Writer. Manga and webtoon aficionado. I hail from Washington D.C. where I consume too much media and cause only a little trouble. Tweet me @incitata.

3 Comments

  1. Interesting points on One Piece. Just some questions and exceptions to note.

    Which main female character is often portrayed as cowardly? Besides the matter of that seeming to be more the theme for the male character Ussop, Nami being cowardly seemed to stop being a considerable fault as far back as the final bouts of the Alabasta Arc. Both characters overall have developed a clear show of bravery that can be argued to make them more relatable compared to other main characters. There’s also the bravery of a certain blue hair princess to be taken into account.

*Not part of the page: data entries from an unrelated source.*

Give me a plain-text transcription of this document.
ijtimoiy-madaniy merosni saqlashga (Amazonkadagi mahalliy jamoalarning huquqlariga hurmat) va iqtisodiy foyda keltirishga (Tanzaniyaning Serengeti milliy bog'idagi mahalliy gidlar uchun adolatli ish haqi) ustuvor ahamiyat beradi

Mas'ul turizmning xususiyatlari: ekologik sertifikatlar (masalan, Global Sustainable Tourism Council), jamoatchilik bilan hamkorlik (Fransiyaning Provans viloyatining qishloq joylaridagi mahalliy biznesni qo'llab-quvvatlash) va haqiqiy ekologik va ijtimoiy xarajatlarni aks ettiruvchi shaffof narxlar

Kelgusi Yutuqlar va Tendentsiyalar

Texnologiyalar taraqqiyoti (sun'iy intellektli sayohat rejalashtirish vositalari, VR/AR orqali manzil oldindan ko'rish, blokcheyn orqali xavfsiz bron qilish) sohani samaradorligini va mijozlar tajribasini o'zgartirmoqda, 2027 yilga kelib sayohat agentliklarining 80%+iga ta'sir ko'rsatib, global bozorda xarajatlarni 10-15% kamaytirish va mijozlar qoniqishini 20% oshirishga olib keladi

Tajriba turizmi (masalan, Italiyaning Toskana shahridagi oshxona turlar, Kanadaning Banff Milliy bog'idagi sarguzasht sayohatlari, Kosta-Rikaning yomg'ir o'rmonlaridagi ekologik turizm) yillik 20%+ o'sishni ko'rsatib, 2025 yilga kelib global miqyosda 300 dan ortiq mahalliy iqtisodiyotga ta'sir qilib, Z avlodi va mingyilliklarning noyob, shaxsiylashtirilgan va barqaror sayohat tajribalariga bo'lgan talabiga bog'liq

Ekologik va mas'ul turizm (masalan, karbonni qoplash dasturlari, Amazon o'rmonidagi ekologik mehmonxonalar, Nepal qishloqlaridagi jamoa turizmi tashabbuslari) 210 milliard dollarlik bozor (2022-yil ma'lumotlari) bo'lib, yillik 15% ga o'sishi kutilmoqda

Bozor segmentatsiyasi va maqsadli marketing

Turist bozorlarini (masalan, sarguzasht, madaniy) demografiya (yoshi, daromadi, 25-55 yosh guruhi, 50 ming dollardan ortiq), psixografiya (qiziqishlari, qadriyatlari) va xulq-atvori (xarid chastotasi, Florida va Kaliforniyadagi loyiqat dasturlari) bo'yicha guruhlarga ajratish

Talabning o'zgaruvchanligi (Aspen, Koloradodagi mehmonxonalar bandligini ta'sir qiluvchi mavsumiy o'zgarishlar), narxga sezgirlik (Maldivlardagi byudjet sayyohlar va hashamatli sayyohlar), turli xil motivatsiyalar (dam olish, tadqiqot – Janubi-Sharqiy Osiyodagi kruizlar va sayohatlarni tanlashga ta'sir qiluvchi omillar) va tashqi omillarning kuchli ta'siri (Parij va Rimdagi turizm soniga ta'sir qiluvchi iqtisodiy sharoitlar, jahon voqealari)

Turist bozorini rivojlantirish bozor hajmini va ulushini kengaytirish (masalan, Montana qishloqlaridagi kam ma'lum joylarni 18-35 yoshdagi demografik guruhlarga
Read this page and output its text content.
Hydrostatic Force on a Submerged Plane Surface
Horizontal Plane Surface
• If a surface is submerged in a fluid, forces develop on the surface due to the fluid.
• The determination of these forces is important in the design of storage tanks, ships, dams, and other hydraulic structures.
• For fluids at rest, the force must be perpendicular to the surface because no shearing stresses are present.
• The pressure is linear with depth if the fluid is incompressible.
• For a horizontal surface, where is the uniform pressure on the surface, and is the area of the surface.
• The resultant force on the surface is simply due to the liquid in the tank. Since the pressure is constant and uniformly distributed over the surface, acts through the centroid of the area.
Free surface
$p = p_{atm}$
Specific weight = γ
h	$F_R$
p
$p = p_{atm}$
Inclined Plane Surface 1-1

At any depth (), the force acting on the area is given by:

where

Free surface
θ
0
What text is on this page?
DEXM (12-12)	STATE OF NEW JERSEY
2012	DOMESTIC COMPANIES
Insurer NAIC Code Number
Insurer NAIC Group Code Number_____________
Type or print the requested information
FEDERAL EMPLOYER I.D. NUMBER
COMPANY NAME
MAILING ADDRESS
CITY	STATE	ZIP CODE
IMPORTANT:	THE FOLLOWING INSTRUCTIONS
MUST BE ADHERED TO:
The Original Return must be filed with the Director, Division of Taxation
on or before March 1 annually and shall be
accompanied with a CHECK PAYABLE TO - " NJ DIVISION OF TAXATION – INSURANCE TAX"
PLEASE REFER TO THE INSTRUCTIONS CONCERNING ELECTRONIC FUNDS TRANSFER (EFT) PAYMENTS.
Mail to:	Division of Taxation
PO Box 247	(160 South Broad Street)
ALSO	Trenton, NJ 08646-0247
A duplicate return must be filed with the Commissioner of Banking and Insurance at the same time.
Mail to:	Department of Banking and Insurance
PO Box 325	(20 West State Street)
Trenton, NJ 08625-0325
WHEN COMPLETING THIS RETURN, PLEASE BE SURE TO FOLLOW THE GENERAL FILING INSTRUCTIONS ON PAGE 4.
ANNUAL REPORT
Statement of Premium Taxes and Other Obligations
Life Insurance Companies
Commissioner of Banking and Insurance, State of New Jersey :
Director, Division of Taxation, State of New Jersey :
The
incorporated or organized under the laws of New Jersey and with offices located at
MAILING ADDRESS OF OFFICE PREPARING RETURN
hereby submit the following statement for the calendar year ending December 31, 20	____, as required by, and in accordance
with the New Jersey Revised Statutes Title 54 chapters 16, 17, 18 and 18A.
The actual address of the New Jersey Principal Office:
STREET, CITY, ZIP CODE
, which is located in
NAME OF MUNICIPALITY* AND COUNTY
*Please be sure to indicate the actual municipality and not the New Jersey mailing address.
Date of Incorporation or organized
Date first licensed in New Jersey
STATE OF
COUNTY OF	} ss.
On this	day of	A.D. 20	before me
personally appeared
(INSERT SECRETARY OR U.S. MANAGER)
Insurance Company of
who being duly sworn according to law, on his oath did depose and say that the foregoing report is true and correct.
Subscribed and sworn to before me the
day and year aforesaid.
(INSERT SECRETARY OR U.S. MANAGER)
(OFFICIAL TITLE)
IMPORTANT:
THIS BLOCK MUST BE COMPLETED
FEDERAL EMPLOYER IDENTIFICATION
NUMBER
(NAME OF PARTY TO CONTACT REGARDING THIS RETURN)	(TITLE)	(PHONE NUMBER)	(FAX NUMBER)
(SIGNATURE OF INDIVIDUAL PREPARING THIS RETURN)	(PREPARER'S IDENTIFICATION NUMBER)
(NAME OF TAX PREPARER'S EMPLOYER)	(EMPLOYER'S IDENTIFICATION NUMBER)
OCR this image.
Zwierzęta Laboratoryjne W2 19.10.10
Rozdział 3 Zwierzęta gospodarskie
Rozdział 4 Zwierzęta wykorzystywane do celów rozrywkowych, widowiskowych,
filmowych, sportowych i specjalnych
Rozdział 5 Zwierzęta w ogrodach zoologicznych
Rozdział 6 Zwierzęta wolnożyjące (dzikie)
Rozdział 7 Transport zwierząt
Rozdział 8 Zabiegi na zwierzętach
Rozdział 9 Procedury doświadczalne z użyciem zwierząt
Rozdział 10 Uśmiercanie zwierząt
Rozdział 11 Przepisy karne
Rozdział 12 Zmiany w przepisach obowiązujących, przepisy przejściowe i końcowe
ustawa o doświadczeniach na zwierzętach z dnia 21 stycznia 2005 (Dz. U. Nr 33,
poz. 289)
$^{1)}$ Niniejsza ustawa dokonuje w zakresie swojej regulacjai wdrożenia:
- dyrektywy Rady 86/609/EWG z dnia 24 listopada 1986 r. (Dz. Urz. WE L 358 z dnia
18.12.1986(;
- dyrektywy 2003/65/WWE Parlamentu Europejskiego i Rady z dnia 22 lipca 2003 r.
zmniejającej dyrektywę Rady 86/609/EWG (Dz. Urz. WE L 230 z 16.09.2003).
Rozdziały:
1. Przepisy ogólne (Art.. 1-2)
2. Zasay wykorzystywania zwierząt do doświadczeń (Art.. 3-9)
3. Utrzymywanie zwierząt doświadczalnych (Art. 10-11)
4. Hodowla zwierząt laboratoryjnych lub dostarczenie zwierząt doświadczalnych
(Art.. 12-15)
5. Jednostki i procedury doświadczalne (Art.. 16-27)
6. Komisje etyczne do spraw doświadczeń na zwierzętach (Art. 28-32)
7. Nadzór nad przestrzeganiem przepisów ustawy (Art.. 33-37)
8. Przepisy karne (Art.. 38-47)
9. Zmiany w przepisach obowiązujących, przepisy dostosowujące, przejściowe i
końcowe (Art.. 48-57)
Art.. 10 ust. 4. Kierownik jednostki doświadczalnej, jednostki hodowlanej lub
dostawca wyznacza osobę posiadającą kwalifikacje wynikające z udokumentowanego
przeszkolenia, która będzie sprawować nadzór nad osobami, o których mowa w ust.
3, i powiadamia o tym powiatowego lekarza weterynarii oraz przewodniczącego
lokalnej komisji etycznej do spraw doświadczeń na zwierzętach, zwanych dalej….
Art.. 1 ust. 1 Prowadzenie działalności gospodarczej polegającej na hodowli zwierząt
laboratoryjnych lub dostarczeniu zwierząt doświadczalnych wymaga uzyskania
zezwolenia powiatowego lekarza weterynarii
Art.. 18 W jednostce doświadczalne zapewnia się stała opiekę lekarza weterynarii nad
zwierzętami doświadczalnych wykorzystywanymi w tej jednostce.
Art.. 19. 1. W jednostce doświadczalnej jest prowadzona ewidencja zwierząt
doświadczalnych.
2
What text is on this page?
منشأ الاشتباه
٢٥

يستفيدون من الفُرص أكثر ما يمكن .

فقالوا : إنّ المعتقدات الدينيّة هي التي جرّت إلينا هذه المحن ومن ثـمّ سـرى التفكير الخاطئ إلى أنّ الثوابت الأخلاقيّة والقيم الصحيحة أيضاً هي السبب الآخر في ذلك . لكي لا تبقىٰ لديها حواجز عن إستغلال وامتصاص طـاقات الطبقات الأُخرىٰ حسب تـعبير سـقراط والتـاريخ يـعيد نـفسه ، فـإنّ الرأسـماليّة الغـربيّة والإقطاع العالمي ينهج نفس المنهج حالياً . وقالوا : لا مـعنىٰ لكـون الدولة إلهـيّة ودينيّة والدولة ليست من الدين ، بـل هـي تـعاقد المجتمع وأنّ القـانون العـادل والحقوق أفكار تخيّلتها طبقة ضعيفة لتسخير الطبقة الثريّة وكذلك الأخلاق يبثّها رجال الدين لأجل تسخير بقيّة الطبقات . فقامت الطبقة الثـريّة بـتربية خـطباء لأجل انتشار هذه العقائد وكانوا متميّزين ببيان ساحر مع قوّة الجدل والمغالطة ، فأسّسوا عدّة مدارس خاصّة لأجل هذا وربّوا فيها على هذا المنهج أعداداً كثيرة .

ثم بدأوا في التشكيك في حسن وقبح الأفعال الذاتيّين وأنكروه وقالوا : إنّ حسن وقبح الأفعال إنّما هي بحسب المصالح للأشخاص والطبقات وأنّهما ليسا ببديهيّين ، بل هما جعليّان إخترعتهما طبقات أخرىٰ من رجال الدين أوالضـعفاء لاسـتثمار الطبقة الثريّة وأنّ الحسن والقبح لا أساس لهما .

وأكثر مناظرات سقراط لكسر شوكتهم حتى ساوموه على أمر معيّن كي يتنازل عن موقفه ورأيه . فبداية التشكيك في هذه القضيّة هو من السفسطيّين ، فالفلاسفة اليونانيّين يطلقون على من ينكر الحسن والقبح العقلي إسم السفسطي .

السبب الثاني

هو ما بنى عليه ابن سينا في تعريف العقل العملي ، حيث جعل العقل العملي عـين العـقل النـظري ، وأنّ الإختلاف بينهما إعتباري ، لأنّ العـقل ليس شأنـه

    Also, there are two deaths of great note that weren’t mentioned. Chopper’s “father” is quite deceased so there’s an exception there. And, though she isn’t a mother, Zoro’s deceased rival can also be considered a female sacrifice for a male character’s motivation although that at least has some nuance in that bit of storytelling. And there remains the matter of Gold D Rogers’ death that enflamed the piracy era for Oda’s world.

    Overall, it could be argued that the dead mothers reflect the author’s intent with themes of oppression, racism, religious radicalism, etc., where it’s unfortunately the case in both his fiction and the real world that women have been the victims more targeted than men.

    I’d agree that it’d be great that Luffy’s mother still lives rather than another sacrifice. I should also add that another Shounen manga, “Jojo’s Bizarre Adventure”, can make for an interesting long run show of an author being somewhat sexist with his storytelling to creating quite interesting, powerful women both of villainous and heroic qualities. Thanks for the post.

    • Claire Napier on

      “Also, there are two deaths of great note that weren’t mentioned.”

      Come on, Jonathan! The piece is specifically about dead mothers!

  2. I would argue Nami is still cowardly. She still gets relegated to the role of damsel of distress as recently as the Dressrosa Arc. Is it too much to expect her to manage an entire story arc without having to be rescued by the Monster Trio?

    It’s true that Chopper’s father figure is dead but he’s an exception to the pattern. Other fathers/father figures are still alive. Not just the ones I mentioned in the post, but also Rayleigh (Roger’s stand-in) and even Shanks (arguable Roger’s stand-in as well). It’s just noticeable that when a male familial figure dies, there usually is a stand-in or replacement who also ends up affecting the plot and characters. When the mothers die, you don’t get that.